Sur la grève j’ai admiré les coquillages laissés par le flot. Les uns étaient mollement recourbés comme des pétales, les autres d’un galbe si franc, d’un jet si plein, d’un dessin si net et si précis que nul burin ne les saurait rendre. Il y en avait de retroussés comme les chapeaux de Tanagre et de plats comme les médailles. Certains étaient bossués comme des casques, le soleil en irisait les aspérités, et d’autres luisaient, plus polis que l’eau tranquille. Les nacres humides chatoyaient dans la lumière, les teintes en étaient plus vives, plus pures, plus transparentes que les fleurs sous la rosée et que les gemmes les plus rares.
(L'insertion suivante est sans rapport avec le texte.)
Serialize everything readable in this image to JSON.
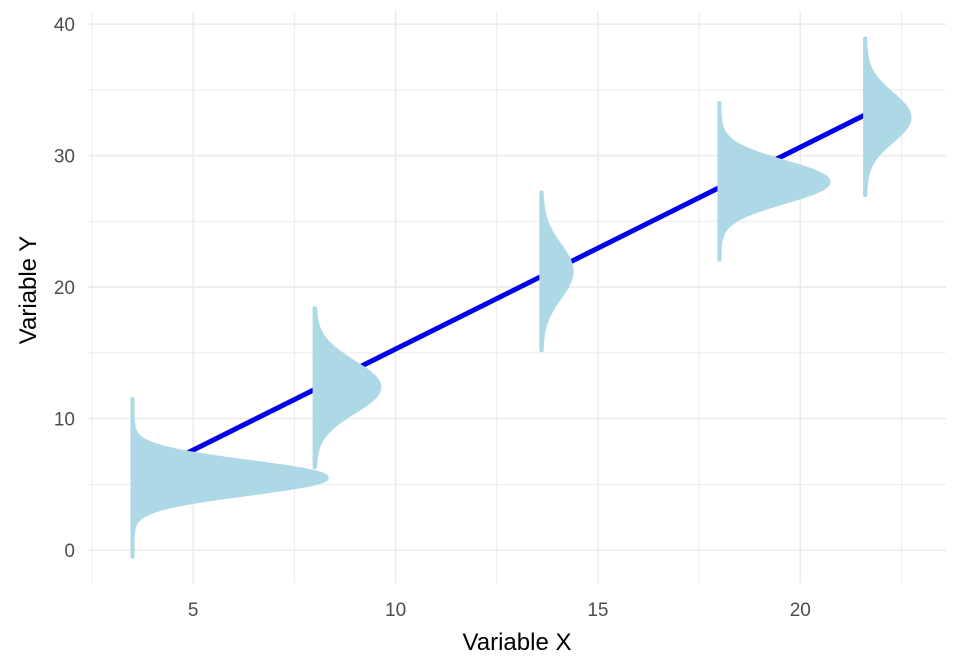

Des coquilles noires émaillées de points d’or semblaient les yeux de la Nuit ; d’autres, opalines et argentées, faisaient penser aux ongles d’Aphrodite. Je ne pouvais me lasser de ces merveilles, mes yeux ravis se réjouissaient ; j’ai longtemps admiré le rythme sublime de ces formes et de ces couleurs, le rythme de la mer irisée et de la plage nacrée comme une conque.

Si j’allais dans le bois : les arbres y peuvent ravir en extase. Les fleurs du jardin sont des magiciennes et le vol d’un oiseau à travers le ciel peut être doux à l’âme comme un baiser.

Pan, au bord du ruisseau où il s’était arrêté, entendit le chant que chantaient les roseaux où passait le vent : « Oh ! dit-il, les merveilleux roseaux : ils sont musiciens ! » Et il ne s’aperçut pas que le même souffle faisait chanter sa tête.